Bronze statuette of Aphrodite
An item at Metropolitan Museum of Art
The eyes are inlaid with glass paste. The proper left leg from the knee down is restored The Greeks did not represent the goddess Aphrodite as nude in large-scale statues until the middle of the fourth century B.C., when the sculptor Praxiteles created the famous Aphrodite of Knidos. Representations of the nude Aphrodite in a variety of types and media became widespread by the Late Hellenistic period. This statuette is a variant of the Aphrodite Anadyomene (hair-binding) type. The pose may have been inspired by a work that had a canonical status equivalent to the Aphrodite of Knidos, a famous painting of Aphrodite Anadyomene by Apelles, court painter of Alexander the Great. The variant exemplified here was clearly popular in this size and medium, since several examples are known. By referencing other copies of this type, one can conclude that the figure's left forearm was raised in a similar manner similar to the right one. She is probably shown in the act of arranging her hair and may even be grasping the ends of the fillet wound about her hair to tie it off. However, since the attribute she held in her hands is missing, various reconstructions are possible. It has also been suggested that the goddess is represented as adorning herself with jewelry.
Greek and Roman Art
An exhibit at Metropolitan Museum of Art
The Museum's collection of Greek and Roman art comprises more than thirty thousand works ranging in date from the Neolithic period (ca. 4500 B.C.) to the time of the Roman emperor Constantine's conversion to Christianity in A.D. 312. It includes the art of many cultures and is among the most comprehensive in North America.
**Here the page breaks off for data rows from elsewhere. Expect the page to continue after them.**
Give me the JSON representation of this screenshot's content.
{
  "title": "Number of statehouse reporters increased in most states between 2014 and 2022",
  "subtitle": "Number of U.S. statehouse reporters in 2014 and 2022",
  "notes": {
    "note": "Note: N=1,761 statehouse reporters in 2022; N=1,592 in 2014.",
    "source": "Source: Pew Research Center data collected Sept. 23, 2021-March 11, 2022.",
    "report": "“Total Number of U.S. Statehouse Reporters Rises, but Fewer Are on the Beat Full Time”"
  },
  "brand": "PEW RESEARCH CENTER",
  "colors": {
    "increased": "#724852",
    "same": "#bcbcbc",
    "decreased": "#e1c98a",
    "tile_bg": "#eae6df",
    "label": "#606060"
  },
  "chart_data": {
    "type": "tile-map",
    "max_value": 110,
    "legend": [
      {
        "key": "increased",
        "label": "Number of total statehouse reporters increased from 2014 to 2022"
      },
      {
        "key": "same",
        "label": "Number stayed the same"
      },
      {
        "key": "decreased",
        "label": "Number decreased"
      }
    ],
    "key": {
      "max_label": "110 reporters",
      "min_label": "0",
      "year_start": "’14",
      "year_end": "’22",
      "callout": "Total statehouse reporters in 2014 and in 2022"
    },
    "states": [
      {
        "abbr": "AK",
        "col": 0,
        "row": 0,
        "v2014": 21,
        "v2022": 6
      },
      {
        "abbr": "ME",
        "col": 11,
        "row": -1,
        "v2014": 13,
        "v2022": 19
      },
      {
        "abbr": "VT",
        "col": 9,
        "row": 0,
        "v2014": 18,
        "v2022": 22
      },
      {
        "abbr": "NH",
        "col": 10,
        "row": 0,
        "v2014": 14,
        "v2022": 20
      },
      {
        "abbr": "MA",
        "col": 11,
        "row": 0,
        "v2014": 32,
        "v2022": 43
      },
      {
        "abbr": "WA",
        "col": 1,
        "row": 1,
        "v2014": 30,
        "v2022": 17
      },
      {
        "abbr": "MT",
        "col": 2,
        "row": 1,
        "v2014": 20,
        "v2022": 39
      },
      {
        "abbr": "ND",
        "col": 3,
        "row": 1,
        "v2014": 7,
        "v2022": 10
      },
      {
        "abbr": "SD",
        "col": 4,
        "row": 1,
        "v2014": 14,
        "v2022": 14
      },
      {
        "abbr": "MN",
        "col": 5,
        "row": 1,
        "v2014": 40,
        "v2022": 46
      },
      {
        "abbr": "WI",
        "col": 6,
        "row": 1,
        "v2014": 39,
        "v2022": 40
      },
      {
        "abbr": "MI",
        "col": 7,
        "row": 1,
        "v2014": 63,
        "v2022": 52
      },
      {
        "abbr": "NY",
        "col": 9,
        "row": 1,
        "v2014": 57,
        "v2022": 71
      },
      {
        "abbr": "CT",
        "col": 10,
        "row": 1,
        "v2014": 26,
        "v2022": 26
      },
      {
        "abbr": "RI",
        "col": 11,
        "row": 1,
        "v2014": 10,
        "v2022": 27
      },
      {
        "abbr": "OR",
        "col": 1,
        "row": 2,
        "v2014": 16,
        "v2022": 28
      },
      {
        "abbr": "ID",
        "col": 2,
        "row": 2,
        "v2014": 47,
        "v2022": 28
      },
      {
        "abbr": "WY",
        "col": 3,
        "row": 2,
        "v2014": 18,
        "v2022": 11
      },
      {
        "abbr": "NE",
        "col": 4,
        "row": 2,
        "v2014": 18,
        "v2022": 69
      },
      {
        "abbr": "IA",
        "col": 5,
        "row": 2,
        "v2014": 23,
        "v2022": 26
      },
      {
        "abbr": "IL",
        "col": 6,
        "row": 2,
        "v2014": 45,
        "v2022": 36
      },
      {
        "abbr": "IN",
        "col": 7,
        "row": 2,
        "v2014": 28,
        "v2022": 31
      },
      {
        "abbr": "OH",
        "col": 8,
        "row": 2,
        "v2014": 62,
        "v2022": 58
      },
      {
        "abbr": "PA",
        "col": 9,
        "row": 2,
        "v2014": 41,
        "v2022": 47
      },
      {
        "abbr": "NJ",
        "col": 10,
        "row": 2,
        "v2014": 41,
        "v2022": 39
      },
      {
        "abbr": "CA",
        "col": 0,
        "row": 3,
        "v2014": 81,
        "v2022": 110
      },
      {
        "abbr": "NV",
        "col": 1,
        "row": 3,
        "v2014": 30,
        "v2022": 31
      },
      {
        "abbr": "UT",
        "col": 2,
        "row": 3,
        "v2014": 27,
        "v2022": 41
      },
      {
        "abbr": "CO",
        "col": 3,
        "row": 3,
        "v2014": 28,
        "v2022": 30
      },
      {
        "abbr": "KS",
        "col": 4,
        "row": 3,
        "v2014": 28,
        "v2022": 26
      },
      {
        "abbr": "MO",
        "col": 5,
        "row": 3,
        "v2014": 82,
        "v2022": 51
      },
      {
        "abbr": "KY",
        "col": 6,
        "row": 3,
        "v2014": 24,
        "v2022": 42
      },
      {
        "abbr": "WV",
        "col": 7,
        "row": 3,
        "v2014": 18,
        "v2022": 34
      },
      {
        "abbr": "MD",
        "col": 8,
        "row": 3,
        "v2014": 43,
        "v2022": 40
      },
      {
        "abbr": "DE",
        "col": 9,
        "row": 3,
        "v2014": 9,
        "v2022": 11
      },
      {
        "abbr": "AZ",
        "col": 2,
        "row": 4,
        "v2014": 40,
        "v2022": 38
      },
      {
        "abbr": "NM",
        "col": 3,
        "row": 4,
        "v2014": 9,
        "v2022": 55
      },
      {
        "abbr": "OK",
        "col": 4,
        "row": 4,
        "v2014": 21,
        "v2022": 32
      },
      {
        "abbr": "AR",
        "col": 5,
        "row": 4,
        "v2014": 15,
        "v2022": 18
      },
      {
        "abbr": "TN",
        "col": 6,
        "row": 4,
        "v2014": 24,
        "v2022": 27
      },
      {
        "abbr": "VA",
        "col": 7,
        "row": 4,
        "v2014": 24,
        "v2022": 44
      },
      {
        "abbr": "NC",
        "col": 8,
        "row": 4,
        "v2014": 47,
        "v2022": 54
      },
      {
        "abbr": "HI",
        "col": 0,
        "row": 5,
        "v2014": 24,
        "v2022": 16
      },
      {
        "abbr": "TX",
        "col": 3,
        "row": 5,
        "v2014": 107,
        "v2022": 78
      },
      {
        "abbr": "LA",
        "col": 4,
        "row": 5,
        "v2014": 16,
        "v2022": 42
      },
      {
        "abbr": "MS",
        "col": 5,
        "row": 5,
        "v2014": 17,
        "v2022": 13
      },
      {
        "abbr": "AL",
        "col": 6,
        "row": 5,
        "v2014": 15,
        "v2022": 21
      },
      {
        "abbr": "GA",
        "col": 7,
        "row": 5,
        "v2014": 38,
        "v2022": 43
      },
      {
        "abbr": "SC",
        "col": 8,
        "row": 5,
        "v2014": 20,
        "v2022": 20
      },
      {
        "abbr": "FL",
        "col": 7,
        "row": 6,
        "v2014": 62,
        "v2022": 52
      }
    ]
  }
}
The geographic regions represented are Greece and Italy, but not as delimited by modern political frontiers: Greek colonies were established around the Mediterranean basin and on the shores of the Black Sea, and Cyprus became increasingly Hellenized. For Roman art, the geographical limits coincide with the expansion of the Roman Empire. The department also exhibits the art of prehistoric Greece (Helladic, Cycladic, and Minoan) and pre-Roman art of Italic peoples, notably the Etruscans.